Tout ceci paraissait bien clair, mais à lire certaine littérature semi ou pseudo-théologique de ces dernières années, il semblerait que ce ne le soit plus.
A force de nous parler de « loi d’incarnation », d’étendre du Christ à nous l’idée même d’incarnation, nous en sommes arrivés, sans plus du tout ou guère de gène, à parler non plus de l’incarnation, l’unique, mais d’incarnations, avec un s, qui semblent toujours à défaire et à refaire.
Face au problème missionnaire, par exemple, on nous assure que le christianisme, après s’être incarné (pour moins d’une génération semblerait-il) dans la culture juive, s’en serait « dégagé » afin de s’incarner de préférence et plus durablement dans la culture grecque.
Aujourd’hui, le problème serait de le « dégager » de celle-ci pour l’incarner à nouveau dans la culture chinoise, la culture hindoue, la culture noire, etc.
Il semble, en effet, qu’on soit déjà passé de l’idée d’incarnations successives à celles d’incarnations différentes mais simultanées, et, en quelque mesure, alternatives.
Dans le domaine de l’Action Catholique, également, certains nous parlent d’incarner le christianisme dans la classe ouvrière, comme on l’a, paraît-il, incarné précédemment dans la classe bourgeoise.
Enfin ne voilà-t-il pas qu’on nous suggère véhémentement l’urgence qu’il y aurait à l’incarner dans le monde de la technique, comme il l’avait été jadis dans un « monde classique », dont on nous assure qu’il n’est désormais plus qu’une vieillerie bonne à rien…
On voit bien qu’il y a partout en vue ici des problèmes réels : passage de la mission d’un milieu de culture à un autre ; réalisation concrète des exigences de l’Evangile dans des conditions de vie sociale tout autres ; expression de la foi dans des cadres mentaux profondément modifiés, etc.
Il serait absurde de refuser de voir ces problèmes, ou d’éviter, en biaisant avec eux malencontreusement, de les traiter à fond.
Mais toute la question est de savoir si l’on aide à les résoudre en prenant une notion théologique fondamentale pour la manipuler et la tordre de telle sorte qu’on en arrive à lui faire signifier toutes sortes de choses qui, non seulement l’écartent de son sens originel, mais nous habituent à l’employer au rebours de celui-ci.
La confusion qu’on introduit ainsi dans les mots risque fort, en effet, de se traduire par une confusion insurmontable dans les idées.
Ne risquons-nous pas d’abord d’imaginer qu’à côté de l’incarnation que le Verbe de Dieu s’est procurée, nous aurions à le pourvoir de toute une série, si l’on ose dire, d’incarnations de rechange ? Cela n’a proprement aucun sens.
Il n’y a qu’une incarnation possible, qui n’est aucunement soumise à nos prises : celle qui s’est accomplie en fois pour toute en Jésus-Christ.
Ce que nous avons à faire, c’est à en prolonger les conséquences et les effets en nous.
Mais cette réalisation de la « plénitude du Christ » dans l’Eglise et les chrétiens est tout autre chose que l’accumulation, et plus encore que le remplacement les unes par les autres, d’incarnations multiples, substituées ou ajoutées à l’unique incarnation.
C’est justement cette unicité de l’incarnation, unique du fait de son sujet, le Verbe divin fait chair, unique aussi dans la chair qu’il a prise, qui s’oppose radicalement à toute idée, formelle ou confuse, d’un « dégagement » possible de l’Evangile par rapport à une incarnation momentanée, pour préparer une ou d’autres incarnation subséquentes.
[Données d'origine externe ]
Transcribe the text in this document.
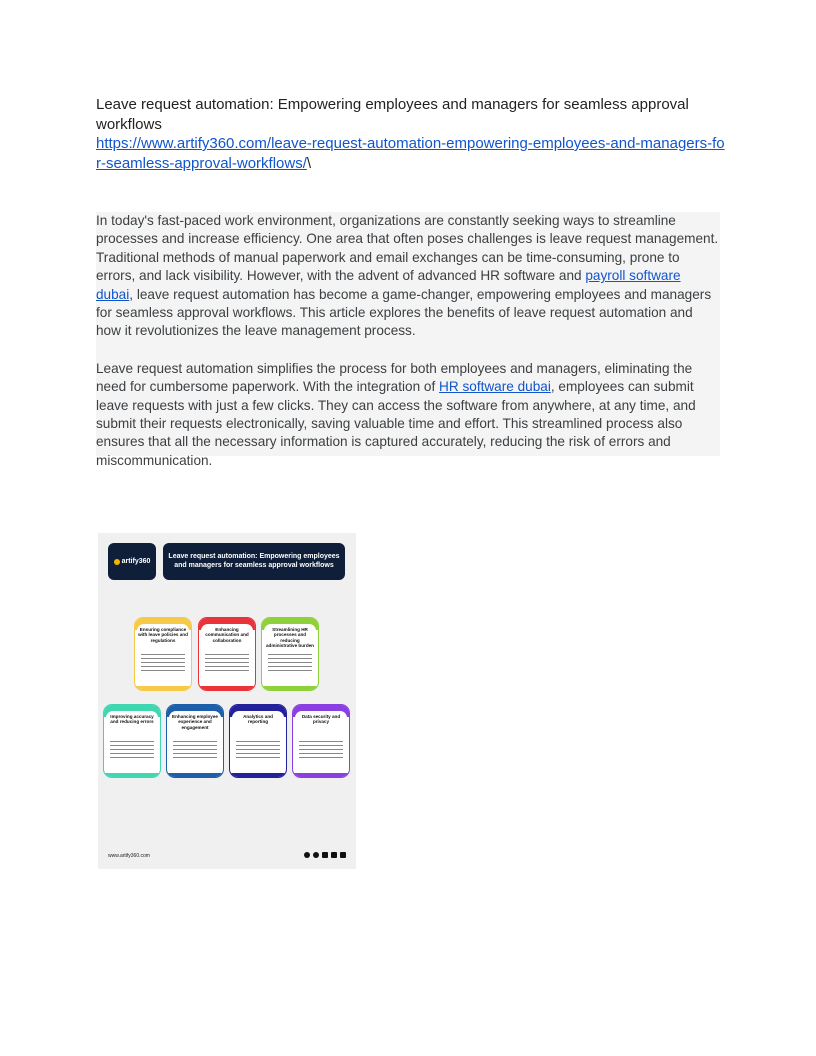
Leave request automation: Empowering employees and managers for seamless approval workflows
https://www.artify360.com/leave-request-automation-empowering-employees-and-managers-for-seamless-approval-workflows/\

In today's fast-paced work environment, organizations are constantly seeking ways to streamline processes and increase efficiency. One area that often poses challenges is leave request management. Traditional methods of manual paperwork and email exchanges can be time-consuming, prone to errors, and lack visibility. However, with the advent of advanced HR software and payroll software dubai, leave request automation has become a game-changer, empowering employees and managers for seamless approval workflows. This article explores the benefits of leave request automation and how it revolutionizes the leave management process.

Leave request automation simplifies the process for both employees and managers, eliminating the need for cumbersome paperwork. With the integration of HR software dubai, employees can submit leave requests with just a few clicks. They can access the software from anywhere, at any time, and submit their requests electronically, saving valuable time and effort. This streamlined process also ensures that all the necessary information is captured accurately, reducing the risk of errors and miscommunication.

artify360
Leave request automation: Empowering employees and managers for seamless approval workflows
Ensuring compliance with leave policies and regulations
Enhancing communication and collaboration
Streamlining HR processes and reducing administrative burden
Improving accuracy and reducing errors
Enhancing employee experience and engagement
Analytics and reporting
Data security and privacy
www.artify360.com
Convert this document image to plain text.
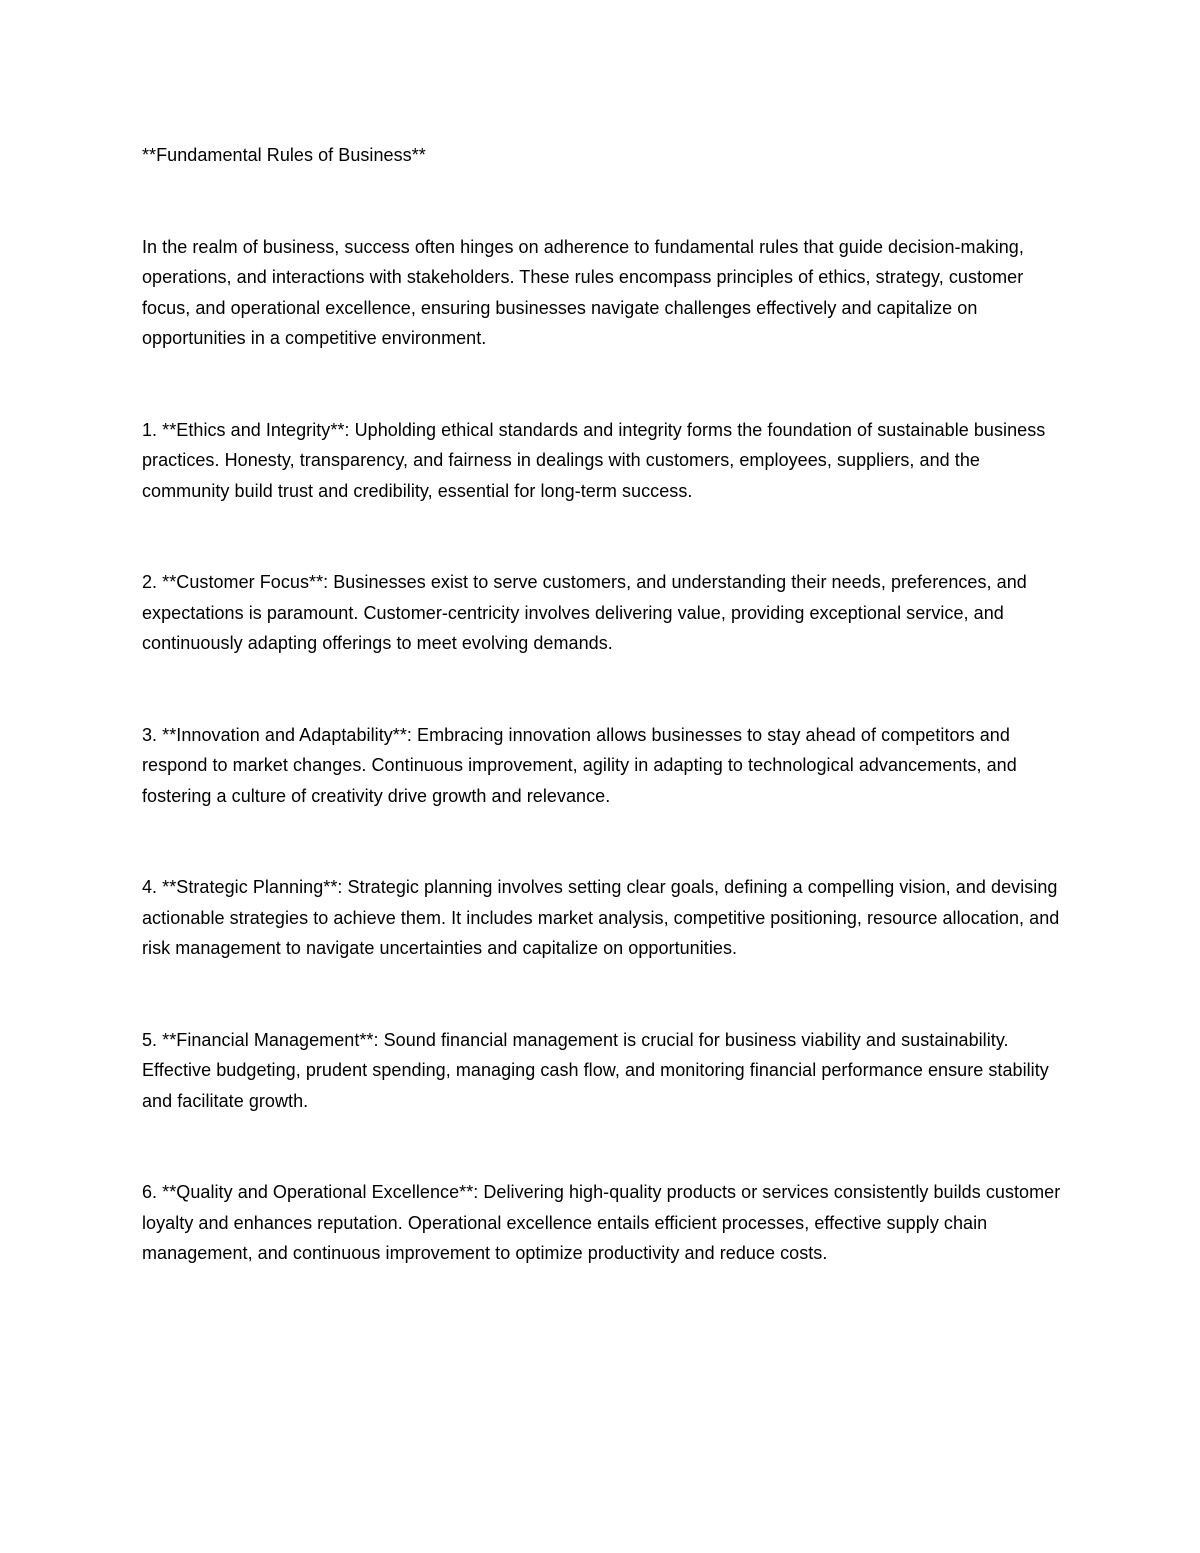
**Fundamental Rules of Business**
In the realm of business, success often hinges on adherence to fundamental rules that guide decision-making, operations, and interactions with stakeholders. These rules encompass principles of ethics, strategy, customer focus, and operational excellence, ensuring businesses navigate challenges effectively and capitalize on opportunities in a competitive environment.
1. **Ethics and Integrity**: Upholding ethical standards and integrity forms the foundation of sustainable business practices. Honesty, transparency, and fairness in dealings with customers, employees, suppliers, and the community build trust and credibility, essential for long-term success.
2. **Customer Focus**: Businesses exist to serve customers, and understanding their needs, preferences, and expectations is paramount. Customer-centricity involves delivering value, providing exceptional service, and continuously adapting offerings to meet evolving demands.
3. **Innovation and Adaptability**: Embracing innovation allows businesses to stay ahead of competitors and respond to market changes. Continuous improvement, agility in adapting to technological advancements, and fostering a culture of creativity drive growth and relevance.
4. **Strategic Planning**: Strategic planning involves setting clear goals, defining a compelling vision, and devising actionable strategies to achieve them. It includes market analysis, competitive positioning, resource allocation, and risk management to navigate uncertainties and capitalize on opportunities.
5. **Financial Management**: Sound financial management is crucial for business viability and sustainability. Effective budgeting, prudent spending, managing cash flow, and monitoring financial performance ensure stability and facilitate growth.
6. **Quality and Operational Excellence**: Delivering high-quality products or services consistently builds customer loyalty and enhances reputation. Operational excellence entails efficient processes, effective supply chain management, and continuous improvement to optimize productivity and reduce costs.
Non seulement c’est toujours le même Esprit du même Christ qui est à l’œuvre dans l’incarnation, mais, loin qu’il se prête à une fragmentation supposée de ce en quoi le Verbe, le Fils de Dieu s’incarne, l’incarnation unique est précisément le plus profond facteur d’unification, de réconciliation, de communion pour l’humanité où elle s’est produite…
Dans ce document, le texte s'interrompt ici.